Children waving bell-shaped signs and tearful residents in Balangiga welcomed home the three bells that are a deep local source of pride, and which the US flew to Manila this week after decades of urging by the Philippines.

“Nobody, but nobody, can claim a singular credit for the generous act of the Americans,” Philippine President Rodrigo Duterte said after ringing one of the bells before a crowd of thousands that included US and church officials.

“The bells are returned. The credit goes to the American people and to the Filipino people — period,” he said, striking a rare positive tone regarding the nation’s former colonial master.

American troops carted away the bronze objects as trophies, after razing the town and killing potentially thousands of Filipinos, in reprisal for a surprise 1901 attack that left 48 of their comrades dead.

For the people of Balangiga the bells are a symbol of the Philippines’ long struggle for independence, and a dark chapter which is the subject of an annual re-enactment and remembrance event locally.

“It’s not just me but the whole town is walking in the clouds because the bells are finally with us,” 81-year-old Nemesio Duran told AFP.

“We are the happiest people on Earth now,” he added, noting he is descended from the boy who rang one of the bells, long said to have signalled the attack on the Americans.

The return of the bells prompted a massive street party in Balangiga with singing, children waving bell-shaped placards and even vendors selling wooden souvenir bells and T-shirts.

– ‘We can never forget’ –
Yet Saturday’s handover ceremony took place far from the town plaza that holds a monument with statues of the American soldiers having breakfast as the Filipino revolutionaries raise their machetes at the start of the onslaught.

Manila had pushed for the bells’ return since at least the 1990s, with backing from Philippine presidents, its influential Catholic Church and supporters in the United States.

But the repatriation was long held back by some American lawmakers and veterans who viewed the bells, two of which were in the US state of Wyoming and the third at a US base in South Korea, as tributes to fallen soldiers.

A confluence of factors earlier this year, that included a key veterans’ group dropping its opposition, culminated in the bells landing in Manila aboard a US military cargo plane on Tuesday for a solemn handover.

Duterte, 73, bluntly called on Washington in a 2017 speech: “Give us back those Balangiga bells. They are not yours.”

His arrival in power in mid-2016 was marked by moves to split from Manila’s historical ally and former colonial master the United States.

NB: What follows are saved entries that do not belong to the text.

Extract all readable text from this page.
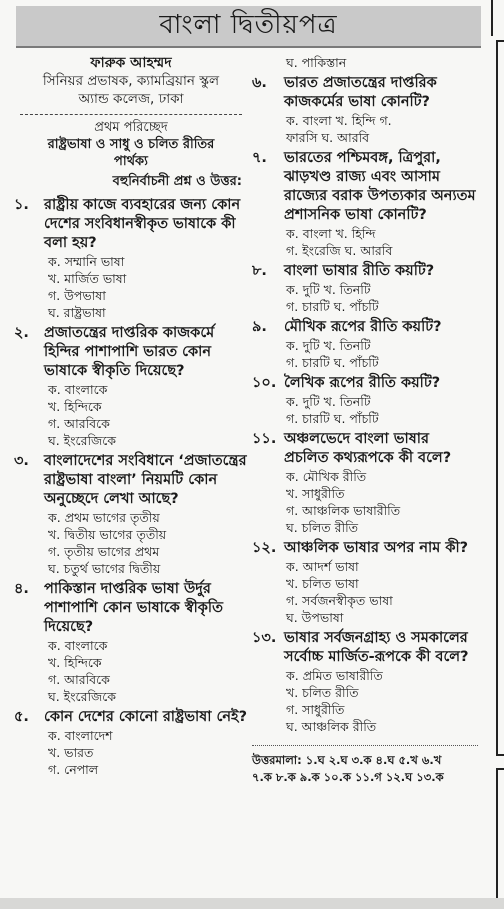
বাংলা দ্বিতীয়পত্র
ফারুক আহম্মদ
সিনিয়র প্রভাষক, ক্যামব্রিয়ান স্কুল
অ্যান্ড কলেজ, ঢাকা
প্রথম পরিচ্ছেদ
রাষ্ট্রভাষা ও সাধু ও চলিত রীতির
পার্থক্য
বহুনির্বাচনী প্রশ্ন ও উত্তর:
১.	রাষ্ট্রীয় কাজে ব্যবহারের জন্য কোন দেশের সংবিধানস্বীকৃত ভাষাকে কী বলা হয়?
ক. সম্মানি ভাষা
খ. মার্জিত ভাষা
গ. উপভাষা
ঘ. রাষ্ট্রভাষা
২.	প্রজাতন্ত্রের দাপ্তরিক কাজকর্মে হিন্দির পাশাপাশি ভারত কোন ভাষাকে স্বীকৃতি দিয়েছে?
ক. বাংলাকে
খ. হিন্দিকে
গ. আরবিকে
ঘ. ইংরেজিকে
৩.	বাংলাদেশের সংবিধানে ‘প্রজাতন্ত্রের রাষ্ট্রভাষা বাংলা’ নিয়মটি কোন অনুচ্ছেদে লেখা আছে?
ক. প্রথম ভাগের তৃতীয়
খ. দ্বিতীয় ভাগের তৃতীয়
গ. তৃতীয় ভাগের প্রথম
ঘ. চতুর্থ ভাগের দ্বিতীয়
৪.	পাকিস্তান দাপ্তরিক ভাষা উর্দুর পাশাপাশি কোন ভাষাকে স্বীকৃতি দিয়েছে?
ক. বাংলাকে
খ. হিন্দিকে
গ. আরবিকে
ঘ. ইংরেজিকে
৫.	কোন দেশের কোনো রাষ্ট্রভাষা নেই?
ক. বাংলাদেশ
খ. ভারত
গ. নেপাল
ঘ. পাকিস্তান
৬.	ভারত প্রজাতন্ত্রের দাপ্তরিক কাজকর্মের ভাষা কোনটি?
ক. বাংলা খ. হিন্দি গ.
ফারসি ঘ. আরবি
৭.	ভারতের পশ্চিমবঙ্গ, ত্রিপুরা, ঝাড়খণ্ড রাজ্য এবং আসাম রাজ্যের বরাক উপত্যকার অন্যতম প্রশাসনিক ভাষা কোনটি?
ক. বাংলা খ. হিন্দি
গ. ইংরেজি ঘ. আরবি
৮.	বাংলা ভাষার রীতি কয়টি?
ক. দুটি খ. তিনটি
গ. চারটি ঘ. পাঁচটি
৯.	মৌখিক রূপের রীতি কয়টি?
ক. দুটি খ. তিনটি
গ. চারটি ঘ. পাঁচটি
১০. লৈখিক রূপের রীতি কয়টি?
ক. দুটি খ. তিনটি
গ. চারটি ঘ. পাঁচটি
১১. অঞ্চলভেদে বাংলা ভাষার প্রচলিত কথ্যরূপকে কী বলে?
ক. মৌখিক রীতি
খ. সাধুরীতি
গ. আঞ্চলিক ভাষারীতি
ঘ. চলিত রীতি
১২. আঞ্চলিক ভাষার অপর নাম কী?
ক. আদর্শ ভাষা
খ. চলিত ভাষা
গ. সর্বজনস্বীকৃত ভাষা
ঘ. উপভাষা
১৩. ভাষার সর্বজনগ্রাহ্য ও সমকালের সর্বোচ্চ মার্জিত-রূপকে কী বলে?
ক. প্রমিত ভাষারীতি
খ. চলিত রীতি
গ. সাধুরীতি
ঘ. আঞ্চলিক রীতি
উত্তরমালা: ১.ঘ ২.ঘ ৩.ক ৪.ঘ ৫.খ ৬.খ
৭.ক ৮.ক ৯.ক ১০.ক ১১.গ ১২.ঘ ১৩.ক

At the same time, Duterte signalled an end to the standoff with Beijing over the disputed South China Sea.

Yet for some in Balangiga the bells’ return is also a somber occasion tinged with the pain of the past, which has been passed from generation to generation.

“It’s mixed emotions because the bells also remind me of what happened,” Constancia Elaba, 62, told AFP, adding how she grew up hearing stories of the episode from her father.

“It was painful and you cannot take it away from us. We can never forget that,” she said.